Reports quoted congressional aides and documents as saying the efforts were aimed at seeking an EB-5 visa for a Chinese investor. The EB-5 visa program permits foreign nationals to enter the United States if they agree to invest 500,000 to 1 million dollars to create U.S. jobs.
The Washington Post reported that DHS inspector general's office launched the inquiry last year following a tip from the FBI. E- mails show that Mayorkas' assistance was sought by Rodham, who runs Gulf Coast Funds Management, which pools money from foreign citizens who want to invest in U.S. businesses as part of the EB-5 program.
Rodham and others in Gulf Coast wrote to Mayorkas and other DHS officials asking for help with delays that they said were harming GreenTech Automotive, a firm co-founded by Terry McAuliffe, the Democratic Virginia gubernatorial candidate. Gulf Coast was working on behalf of GreenTech Automotive on the investment.

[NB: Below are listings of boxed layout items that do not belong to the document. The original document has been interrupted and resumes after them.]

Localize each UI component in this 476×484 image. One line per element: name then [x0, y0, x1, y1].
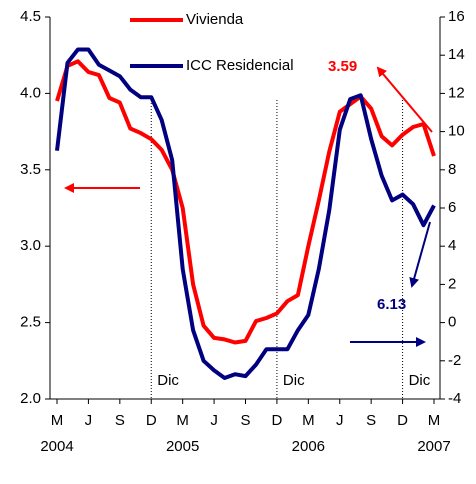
x-tick-label: M: [302, 412, 315, 429]
y2-tick-label: -4: [448, 390, 461, 407]
y2-tick-label: 8: [448, 161, 456, 178]
y-tick-label: 2.5: [20, 314, 41, 331]
y2-tick-label: 2: [448, 275, 456, 292]
arrow-vivienda-label: [376, 66, 433, 133]
legend-label: ICC Residencial: [186, 57, 294, 74]
x-tick-label: J: [210, 412, 218, 429]
year-label: 2004: [40, 438, 73, 455]
annotation: Dic: [157, 372, 179, 389]
series-line: [55, 47, 436, 380]
annotation: Dic: [283, 372, 305, 389]
y-tick-label: 2.0: [20, 390, 41, 407]
year-label: 2007: [417, 438, 450, 455]
year-label: 2005: [166, 438, 199, 455]
x-tick-label: D: [397, 412, 408, 429]
arrows: [64, 66, 433, 347]
annotation: Dic: [409, 372, 431, 389]
x-tick-label: J: [336, 412, 344, 429]
series-line: [55, 59, 436, 345]
x-tick-label: S: [366, 412, 376, 429]
y-tick-label: 3.0: [20, 237, 41, 254]
y2-tick-label: 12: [448, 84, 465, 101]
y2-tick-label: 0: [448, 314, 456, 331]
year-label: 2006: [292, 438, 325, 455]
x-tick-label: M: [428, 412, 441, 429]
value-label: 6.13: [377, 296, 406, 313]
x-tick-label: M: [176, 412, 189, 429]
x-tick-label: M: [51, 412, 64, 429]
x-tick-label: D: [146, 412, 157, 429]
y2-tick-label: -2: [448, 352, 461, 369]
x-tick-label: S: [240, 412, 250, 429]
y-tick-label: 4.5: [20, 8, 41, 25]
x-tick-label: J: [85, 412, 93, 429]
legend-label: Vivienda: [186, 11, 244, 28]
x-tick-label: D: [271, 412, 282, 429]
y-tick-label: 3.5: [20, 161, 41, 178]
y2-tick-label: 6: [448, 199, 456, 216]
y2-tick-label: 4: [448, 237, 456, 254]
y2-tick-label: 16: [448, 8, 465, 25]
y-tick-label: 4.0: [20, 84, 41, 101]
y2-tick-label: 14: [448, 46, 465, 63]
arrow-icc-label: [409, 221, 431, 288]
x-tick-label: S: [115, 412, 125, 429]
y2-tick-label: 10: [448, 123, 465, 140]
value-label: 3.59: [328, 58, 357, 75]
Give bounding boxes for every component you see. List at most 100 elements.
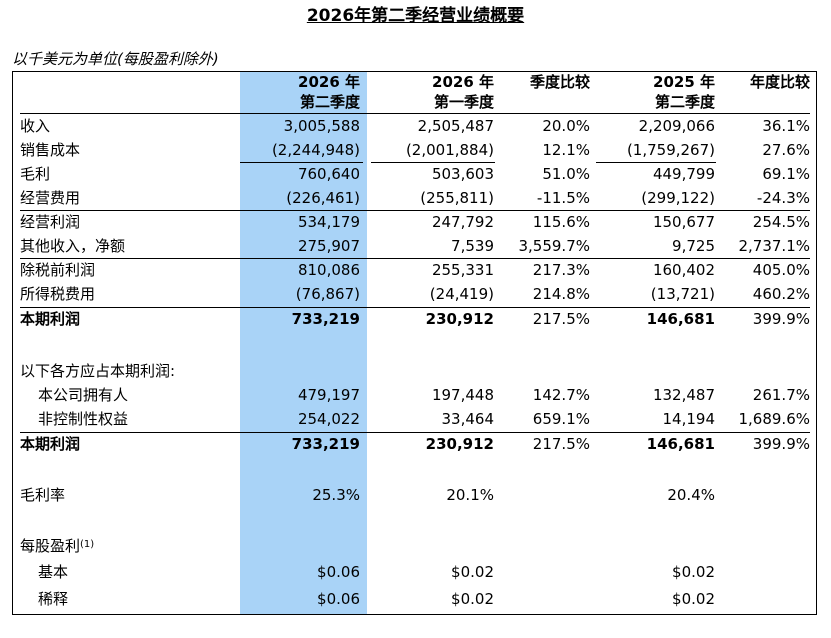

DHS inspector general's office currently does not have any preliminary findings regarding Mayorkas, and it has found no wrongdoing by Mayorkas as of now.
The White House stood by Mayorkas. In a letter to the committee, White House counsel Kathryn Ruemmler said the administration has no concerns about Mayorkas' suitability for the job, urging the Senate to swiftly confirm him.
The Republicans on the panel tried to get the hearing postponed, as the revelation took them by surprise, and they said it would be neither appropriate nor fair to consider the nomination of an individual under investigation.